My aging PC had trouble running the game at a stable framerate despite lowering graphics. The setting to run the game upscaled from a lower rendering resolution was the only one that made a noticeable effect. With it on the game became less clear but also ran at solid 60 FPS -- an acceptable trade-off. It allowed me to turn other setting back up too. I think there's some texture loading issue in the game though because even at high settings environmental textures sometimes stayed completely unreadable. Safe room doors for instance should be have readable text on them but occasionally they showed up as gray blurry wall without a hint of any text even being there.

Spiky difficulty

Control's gameplay starts as basic third shooting with the Service Weapon pistol but soon in comes dashing, telekinesis, and other stuff as you acquire powers from objects.
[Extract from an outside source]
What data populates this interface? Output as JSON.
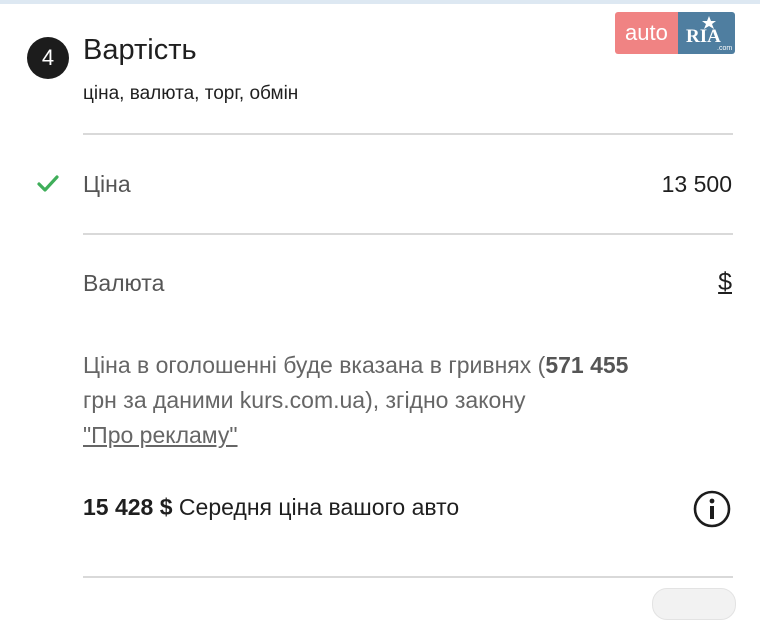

The Service Weapon also gets new modes that make it function like an SMG, shotgun, sniper rifle, or even a rocket launcher. Your energy and ammunition replenish while not being used and so you balance between using your gun and powers.

Combat is almost great but is missing something to make it quite so. At times enemies would feel bullet-spongy or I would end up dead all of a sudden feeling like there was nothing I could have done. Additional shield bar in addition to health could have been nice. Like in Mass Effect; one that regenerates to full after you haven't been hit in a while. Control has a health gate mechanic so you can't outright die to one big hit but there tends to be some enemy left to take off that last sliver of health once the grace period of immunity is over.

An alternative way to heal could work as well. As far as I could tell, the only way to heal is to gather the blue giblets dropped by enemies you've damaged. It's a risky way to replenish your health if the giblets are in the open. For instance, there could be a personal mod that adds a healing effect to ground slam. I think that would be pretty fair as it wouldn't be spammable due to the slam spending all your energy. Such a mod could even be in the game already and I just didn't find one.

A possibly amusing/cringeworthy detail for Finns is FBC's Finnish tango loving janitor Ahti, played by Martti Suosalo. He speaks English with a heavy Finnish accent, as is to be expected really, but worst of all is how he uses Finnish idioms and sayings translated literally into English. I'd imagine most of them are nonsense to anyone who doesn't speak Finnish. I thought it was all a bit forced but I don't know how it comes off for non-Finnish people.

I played Control on the Game Pass but it's also Epic's free game of the week currently. Both versions are just the base game and thus don't include the two DLC it has. I'm undecided if I want to play them or if I have had enough of the game. I kind of solved my difficulty problems in the end but I also doubt the DLC have that much new to show me. Maybe I'll check them out in the future when the season pass is just a little bit cheaper.